California voters approved medicinal use of marijuana with the Compassionate Care Act in 1996. Marijuana is still illegal under federal law.

Vaughn said the dispensaries are necessary to get the medication to patients. "The majority of us aren't there to hang around and cause problems," Vaughn said. "We just want to get in there and get our meds, and get out."

Vaughn said he's had two failed back surgeries, and needs the marijuana to deal with pain and to sleep. It's been prescribed to him by doctors, after referrals from surgeons. He says the marijuana works better than other drugs.

But, he wishes he could pick up the marijuana like the pills he needs for his health condition.

"I really don't understand why I can't just go into a regular pharmacy and get it, but now we're left to go into these cooperatives, or dispensaries, or whatever." Vaughn said. He also thinks some dispensaries end up in "bad" neighborhoods, and that worries him.

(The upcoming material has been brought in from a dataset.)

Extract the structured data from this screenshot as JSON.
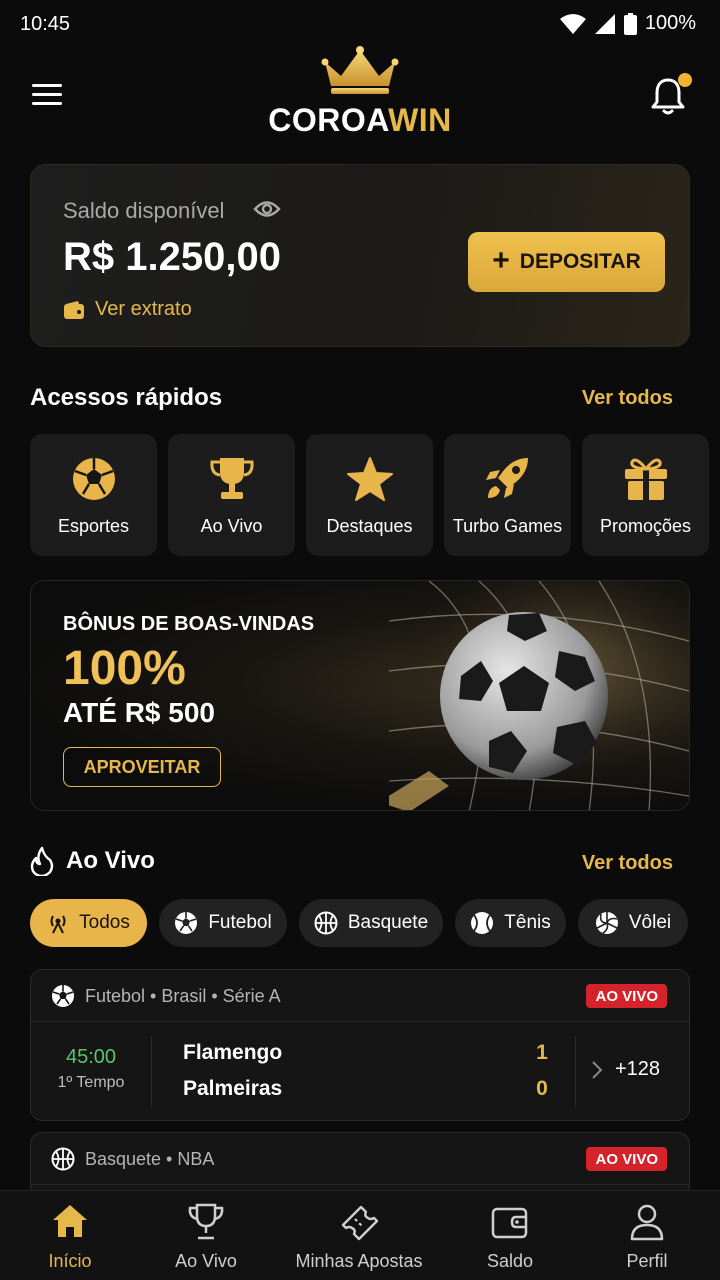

"I’m scared for myself, going into some of these places, because I know people are hanging around, looking for us, trying to get our medication," Vaughn said.

Again, he draws a comparison to regular pharmacies. He said that happens when he gets pills and other medicine he needs.

"I've been approached at my regular pharmacy, asking if I'd sell, if I had pain medication, if I would sell them," Vaughn said. He said patients leaving a dispensary may be misjudged, but what about people using regular medicine?

"I don't sit in front of a pharmacy and say, 'Look at the pill-poppers coming out of there.'"

Hobbs also worries about stereotyping. He hears questions from the public about people leaving dispensaries who don't look sick.

"Half the people coming in there don't even use," Hobbs said. "They're caregivers." He said that's allowed under state law, and it lets a caregiver get the medicine for the person who's ill, and can't get the marijuana themselves.

Another viewer emailed Eyewitness News saying patients need dispensaries because they can't grow the medicine themselves. Hobbs agreed with that.

"It's not that easy," Hobbs said. "You'd think is, being a weed, but it's not." He said some patients don't have the money to grow their own marijuana, or the space.

But the business owners on 18th Street had contacted Eyewitness News, worried about more foot traffic in their area. They both mentioned concerns about "the element" the dispensary might bring in.

"They always do that, and yet in all these years, I've never seen that element," Hobbs said. "All I've ever seen are wonderful, nice people."

A dispensary on 27th Street told Eyewitness News they've been in their location since 2009, and they've never had any trouble or complaints. A spokeswoman said their operation stays low key.

They also don't allow anyone under the age of 21. She said that reduces chances of problems, adding it's important how a dispensary is run.

On Wednesday, one of the dispensaries on 18th Street left a message for Eyewitness News with their attorney's phone number, saying he could comment. A reporter left a message for that lawyer.

Vaughn still wishes he could get the medicinal medical marijuana from a pharmacy, but says that could never happen as long as it's illegal under federal law. He has a message for the public.

"What I would ask, is for you to go out there, go to your lawmakers and make them make it where we have to go to a pharmacy to get this," he said.

Hobbs believes the dispensaries work, but he wishes they were better understood. As a Vietnam vet, he suffers with painful sores all down his back from the effects of Agent Orange, he says.

"I've never seen a group of people like the ones that run these outlets," Hobbs said of the dispensaries. "They try so hard to make their neighbors happy." He also hopes the neighbors and general public understand the dispensaries better.